Ekonomik modeller neye dayanır? Bu liberalde olsa, Karmada olsa, Sosyal Demokrat, Sosyalist de olsa, Devletçi, Özelci de olsa, bazı temel ilkeler vardır.
Yatırım, Üretim, Tasarruf, Tüketim üzere bir ekonomik model inşa edememişsek, tüketim, borç, faiz üzerine bir ekonomik model inşa ederiz ki sanırım öyle yapıyoruz.. Nereden anlıyoruz?

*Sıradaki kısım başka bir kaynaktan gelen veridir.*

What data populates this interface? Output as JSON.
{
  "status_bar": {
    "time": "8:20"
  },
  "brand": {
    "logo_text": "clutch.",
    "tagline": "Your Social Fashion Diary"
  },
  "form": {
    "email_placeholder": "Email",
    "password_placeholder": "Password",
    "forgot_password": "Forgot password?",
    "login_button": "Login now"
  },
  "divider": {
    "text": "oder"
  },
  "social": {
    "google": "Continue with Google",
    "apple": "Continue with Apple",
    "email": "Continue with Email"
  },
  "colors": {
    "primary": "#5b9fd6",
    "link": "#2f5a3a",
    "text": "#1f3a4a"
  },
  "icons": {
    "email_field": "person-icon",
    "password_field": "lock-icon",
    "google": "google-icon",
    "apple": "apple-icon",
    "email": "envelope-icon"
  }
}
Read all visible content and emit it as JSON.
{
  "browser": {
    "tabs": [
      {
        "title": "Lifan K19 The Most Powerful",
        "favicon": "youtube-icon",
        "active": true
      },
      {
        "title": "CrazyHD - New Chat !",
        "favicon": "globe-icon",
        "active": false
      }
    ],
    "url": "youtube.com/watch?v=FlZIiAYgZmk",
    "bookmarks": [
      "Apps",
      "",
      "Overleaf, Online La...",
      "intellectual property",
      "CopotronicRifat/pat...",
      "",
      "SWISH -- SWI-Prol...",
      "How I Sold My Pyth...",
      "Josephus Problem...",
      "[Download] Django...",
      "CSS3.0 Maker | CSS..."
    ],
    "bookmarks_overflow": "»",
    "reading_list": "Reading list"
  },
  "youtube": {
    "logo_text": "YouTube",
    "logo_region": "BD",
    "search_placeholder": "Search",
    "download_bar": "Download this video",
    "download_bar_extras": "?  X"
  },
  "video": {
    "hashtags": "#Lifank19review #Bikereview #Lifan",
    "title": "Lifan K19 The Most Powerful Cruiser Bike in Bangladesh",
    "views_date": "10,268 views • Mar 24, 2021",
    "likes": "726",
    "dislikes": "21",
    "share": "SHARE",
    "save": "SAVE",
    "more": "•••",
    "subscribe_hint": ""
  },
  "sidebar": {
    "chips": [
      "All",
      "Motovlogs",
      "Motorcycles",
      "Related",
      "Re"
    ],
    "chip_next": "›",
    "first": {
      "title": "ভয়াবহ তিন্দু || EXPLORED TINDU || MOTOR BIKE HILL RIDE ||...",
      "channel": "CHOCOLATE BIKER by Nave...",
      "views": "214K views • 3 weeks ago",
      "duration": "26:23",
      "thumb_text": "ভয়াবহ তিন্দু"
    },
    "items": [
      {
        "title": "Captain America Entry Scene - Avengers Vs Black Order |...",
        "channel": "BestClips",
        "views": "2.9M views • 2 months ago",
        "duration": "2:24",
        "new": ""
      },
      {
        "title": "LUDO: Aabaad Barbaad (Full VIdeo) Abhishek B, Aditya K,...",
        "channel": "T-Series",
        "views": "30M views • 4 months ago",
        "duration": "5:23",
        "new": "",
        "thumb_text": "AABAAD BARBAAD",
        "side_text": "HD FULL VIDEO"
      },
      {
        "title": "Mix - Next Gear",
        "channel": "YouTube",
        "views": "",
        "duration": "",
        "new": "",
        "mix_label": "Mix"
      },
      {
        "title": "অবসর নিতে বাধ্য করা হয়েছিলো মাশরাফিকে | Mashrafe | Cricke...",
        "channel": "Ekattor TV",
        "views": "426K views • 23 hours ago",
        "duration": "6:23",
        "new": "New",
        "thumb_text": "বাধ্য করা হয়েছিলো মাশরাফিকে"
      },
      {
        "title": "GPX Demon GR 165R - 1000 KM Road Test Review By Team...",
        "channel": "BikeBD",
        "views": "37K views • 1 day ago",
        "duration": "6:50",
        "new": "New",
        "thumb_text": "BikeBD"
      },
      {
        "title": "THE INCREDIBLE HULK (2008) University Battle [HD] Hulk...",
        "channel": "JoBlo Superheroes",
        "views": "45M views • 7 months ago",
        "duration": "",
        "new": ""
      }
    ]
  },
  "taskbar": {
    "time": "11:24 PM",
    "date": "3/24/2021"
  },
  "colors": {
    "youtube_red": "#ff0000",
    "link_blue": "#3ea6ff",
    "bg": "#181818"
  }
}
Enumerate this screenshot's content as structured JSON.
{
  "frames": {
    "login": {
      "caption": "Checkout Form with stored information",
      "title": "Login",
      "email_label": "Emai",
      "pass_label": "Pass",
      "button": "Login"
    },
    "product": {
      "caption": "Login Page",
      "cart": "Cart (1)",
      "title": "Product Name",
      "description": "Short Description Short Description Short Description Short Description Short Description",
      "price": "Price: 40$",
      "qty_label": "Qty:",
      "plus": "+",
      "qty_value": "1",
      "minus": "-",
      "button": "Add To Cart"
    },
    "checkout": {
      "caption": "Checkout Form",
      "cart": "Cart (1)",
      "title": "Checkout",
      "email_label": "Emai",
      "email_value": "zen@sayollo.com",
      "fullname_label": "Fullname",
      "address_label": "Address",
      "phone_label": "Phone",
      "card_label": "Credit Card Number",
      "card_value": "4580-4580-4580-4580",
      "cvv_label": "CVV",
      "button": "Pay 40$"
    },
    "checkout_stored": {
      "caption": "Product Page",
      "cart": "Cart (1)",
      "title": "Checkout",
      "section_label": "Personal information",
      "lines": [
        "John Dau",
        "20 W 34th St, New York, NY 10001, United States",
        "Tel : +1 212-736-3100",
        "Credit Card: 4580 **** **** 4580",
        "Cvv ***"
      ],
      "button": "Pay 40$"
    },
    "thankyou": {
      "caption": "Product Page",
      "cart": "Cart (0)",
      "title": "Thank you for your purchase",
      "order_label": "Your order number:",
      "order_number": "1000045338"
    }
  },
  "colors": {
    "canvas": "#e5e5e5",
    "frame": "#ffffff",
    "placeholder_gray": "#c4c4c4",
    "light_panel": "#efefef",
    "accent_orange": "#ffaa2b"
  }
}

Yıl 1978, büyük bir ekonomik kriz var, mazot kuyrukları, yag, tüp kuyrukları o zaman nedeni tam anlayamamıştık, hükümetimiz Kıbrıs’taki soydaşlara Rum çetecilerin, teröristlerin baskılarından, baskınlarından katliamlarından dolayı 1974 de çıkartma yapmış… Nato da, başka uluslararası örgütlerde işbirliği içinde olduğumuz batı bize komple ambargo, ürün vermeme, ürünlerinizi almamaya, borç vermemeye dayalı bir ekonomik cezalandırma. Ambargo uygulamış ve kriz bundan dolayı çıkmış… Sonra 12 Eylül 1980 darbesi oldu ve halk yoksulluk, aşagısında bir sınıra çekildi, Sonra Özallı dönemler uçuyoruz, uçtuk derken… 1994 ekonomik krizi, en çok benim canımı yakan kriz, dövizle borçlanmış ev almıştım, evimi elimdeki altınımı, aldığım borçları kaybettim… Biraz toparlandık toparlanmadık, bu seferde 2001-2002 krizi patladı… Ben krize alışkın olduğumdan az etkilendim… Şimdi kriz varmı, vallaha yok, billaha yok!!! JŞaka…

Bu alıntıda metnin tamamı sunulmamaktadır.